STStack Digital
Data Engineering
Kolkata ₹3-7 LPA Posted 19 Jun 2025
FULL TIME
Data Modeling
Etl
Apache Hive
Apache Hadoop
Pyspark
+1 more
Job Description
- Design, develop, and optimize large-scale data processing pipelines using PySpark.
- Utilize Apache tools and frameworks (e.g., Hadoop, Hive, HDFS) for data ingestion, transformation, and management.
- Ensure high performance and reliability of ETL jobs in production environments.
- Collaborate with Data Scientists, Analysts, and stakeholders to deliver robust data solutions.

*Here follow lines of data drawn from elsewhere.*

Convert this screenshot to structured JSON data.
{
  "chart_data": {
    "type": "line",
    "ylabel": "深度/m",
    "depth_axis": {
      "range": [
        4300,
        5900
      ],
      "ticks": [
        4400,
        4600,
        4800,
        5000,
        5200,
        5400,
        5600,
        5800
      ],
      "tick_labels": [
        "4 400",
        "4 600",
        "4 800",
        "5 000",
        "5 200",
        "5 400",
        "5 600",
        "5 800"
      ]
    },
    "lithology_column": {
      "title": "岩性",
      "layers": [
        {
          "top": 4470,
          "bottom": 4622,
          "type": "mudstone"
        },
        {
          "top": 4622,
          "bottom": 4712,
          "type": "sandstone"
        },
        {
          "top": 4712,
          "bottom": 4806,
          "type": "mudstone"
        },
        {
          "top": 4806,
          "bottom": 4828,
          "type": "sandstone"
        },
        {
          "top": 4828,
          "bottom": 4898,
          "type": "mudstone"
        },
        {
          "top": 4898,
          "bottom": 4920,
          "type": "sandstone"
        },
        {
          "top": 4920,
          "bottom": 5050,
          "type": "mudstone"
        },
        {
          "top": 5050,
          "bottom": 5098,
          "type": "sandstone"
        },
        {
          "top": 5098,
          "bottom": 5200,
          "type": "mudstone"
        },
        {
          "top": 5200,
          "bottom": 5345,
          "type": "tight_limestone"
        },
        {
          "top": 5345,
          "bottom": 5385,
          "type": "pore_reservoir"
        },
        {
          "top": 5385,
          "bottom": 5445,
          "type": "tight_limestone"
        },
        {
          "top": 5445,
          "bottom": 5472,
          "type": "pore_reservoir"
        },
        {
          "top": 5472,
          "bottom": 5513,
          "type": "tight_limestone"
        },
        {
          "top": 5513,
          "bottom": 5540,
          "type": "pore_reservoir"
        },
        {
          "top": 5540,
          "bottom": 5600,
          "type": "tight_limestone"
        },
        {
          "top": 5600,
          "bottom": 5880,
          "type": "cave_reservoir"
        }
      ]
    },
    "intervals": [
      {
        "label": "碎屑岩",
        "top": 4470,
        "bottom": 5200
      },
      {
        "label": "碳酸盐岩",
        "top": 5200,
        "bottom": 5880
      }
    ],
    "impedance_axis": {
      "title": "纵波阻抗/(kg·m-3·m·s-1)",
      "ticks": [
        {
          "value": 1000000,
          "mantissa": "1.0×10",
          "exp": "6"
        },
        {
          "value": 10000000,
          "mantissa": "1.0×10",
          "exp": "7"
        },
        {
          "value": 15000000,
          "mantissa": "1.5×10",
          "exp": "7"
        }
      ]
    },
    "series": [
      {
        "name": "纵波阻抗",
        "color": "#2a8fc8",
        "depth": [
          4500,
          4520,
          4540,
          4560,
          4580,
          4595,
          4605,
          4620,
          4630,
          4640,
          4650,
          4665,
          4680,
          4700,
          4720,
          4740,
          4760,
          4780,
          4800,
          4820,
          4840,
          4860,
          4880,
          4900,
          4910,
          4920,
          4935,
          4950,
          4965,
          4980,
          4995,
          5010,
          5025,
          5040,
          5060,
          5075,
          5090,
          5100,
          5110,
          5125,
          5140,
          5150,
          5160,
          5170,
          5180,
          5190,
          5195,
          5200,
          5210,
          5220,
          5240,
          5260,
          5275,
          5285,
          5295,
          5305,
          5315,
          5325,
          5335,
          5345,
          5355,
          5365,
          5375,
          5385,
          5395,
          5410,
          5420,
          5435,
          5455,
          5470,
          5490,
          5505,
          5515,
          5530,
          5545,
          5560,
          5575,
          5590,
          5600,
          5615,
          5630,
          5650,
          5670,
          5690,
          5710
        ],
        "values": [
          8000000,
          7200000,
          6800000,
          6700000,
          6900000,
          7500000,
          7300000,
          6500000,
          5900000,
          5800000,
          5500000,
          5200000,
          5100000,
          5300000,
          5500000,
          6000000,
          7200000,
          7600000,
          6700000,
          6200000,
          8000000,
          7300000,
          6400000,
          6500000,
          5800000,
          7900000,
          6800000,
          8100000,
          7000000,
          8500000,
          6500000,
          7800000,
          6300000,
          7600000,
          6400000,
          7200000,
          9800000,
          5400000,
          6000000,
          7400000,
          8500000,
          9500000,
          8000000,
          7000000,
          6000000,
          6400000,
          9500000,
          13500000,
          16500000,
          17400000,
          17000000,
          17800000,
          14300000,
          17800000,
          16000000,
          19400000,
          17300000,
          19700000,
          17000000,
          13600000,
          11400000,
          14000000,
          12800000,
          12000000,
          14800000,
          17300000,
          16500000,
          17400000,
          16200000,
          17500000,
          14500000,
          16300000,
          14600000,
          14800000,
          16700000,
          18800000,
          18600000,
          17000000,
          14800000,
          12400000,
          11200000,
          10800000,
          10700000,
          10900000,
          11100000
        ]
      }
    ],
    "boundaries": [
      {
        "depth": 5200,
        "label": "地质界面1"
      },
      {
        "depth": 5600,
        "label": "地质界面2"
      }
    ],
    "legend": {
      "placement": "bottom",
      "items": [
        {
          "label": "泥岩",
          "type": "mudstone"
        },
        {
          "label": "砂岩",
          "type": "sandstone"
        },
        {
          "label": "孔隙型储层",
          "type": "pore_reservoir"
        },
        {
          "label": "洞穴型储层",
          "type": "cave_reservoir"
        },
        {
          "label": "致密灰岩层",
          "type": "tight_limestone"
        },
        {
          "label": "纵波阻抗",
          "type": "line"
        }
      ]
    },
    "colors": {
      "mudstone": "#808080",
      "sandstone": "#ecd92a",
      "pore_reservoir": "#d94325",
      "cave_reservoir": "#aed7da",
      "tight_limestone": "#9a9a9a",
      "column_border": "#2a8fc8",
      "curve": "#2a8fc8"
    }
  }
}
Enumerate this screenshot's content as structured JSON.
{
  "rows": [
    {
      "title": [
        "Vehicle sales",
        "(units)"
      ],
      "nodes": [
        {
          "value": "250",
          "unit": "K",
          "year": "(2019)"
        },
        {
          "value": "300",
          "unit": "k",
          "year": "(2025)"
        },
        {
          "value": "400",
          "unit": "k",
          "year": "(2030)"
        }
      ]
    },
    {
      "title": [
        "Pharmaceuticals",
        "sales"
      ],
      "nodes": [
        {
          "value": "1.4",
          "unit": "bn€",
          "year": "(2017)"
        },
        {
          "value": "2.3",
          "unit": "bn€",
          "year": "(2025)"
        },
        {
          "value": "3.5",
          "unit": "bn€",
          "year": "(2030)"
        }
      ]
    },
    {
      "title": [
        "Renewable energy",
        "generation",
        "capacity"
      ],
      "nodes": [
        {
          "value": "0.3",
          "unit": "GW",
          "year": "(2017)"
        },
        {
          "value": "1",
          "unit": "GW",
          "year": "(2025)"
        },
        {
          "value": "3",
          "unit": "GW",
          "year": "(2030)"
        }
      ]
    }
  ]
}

- Implement data quality checks and maintain data lineage for transparency and auditability.
- Handle ingestion, transformation, and integration of structured and unstructured data sources.
- (If applicable) Leverage Apache NiFi for automated, repeatable data flow management.
- Write clean, efficient, and maintainable code in Python and Java.
- Contribute to architecture, performance tuning, and scalability strategies.
Required Skills:
- 5–7 years of experience in data engineering.
- Strong hands-on experience with PySpark and distributed data processing.
- Deep knowledge of Apache ecosystem: Hadoop, Hive, Spark, HDFS.
- Solid understanding of ETL principles, data warehousing, and data modeling.
- Experience with large-scale datasets and performance tuning.
- Familiarity with SQL and NoSQL databases.
- Proficient in Python and intermediate knowledge of Java.
- Experience with Git and CI/CD pipelines.
Nice-to-Have Skills:
- Hands-on experience with Apache NiFi.
- Real-time streaming pipeline development experience.
- Exposure to cloud platforms like AWS, Azure, or GCP.
- Familiarity with Docker or Kubernetes.
Soft Skills:
- Strong analytical and problem-solving capabilities.
- Excellent communication and collaboration skills.
- Self-motivated with the ability to work both independently and in teams.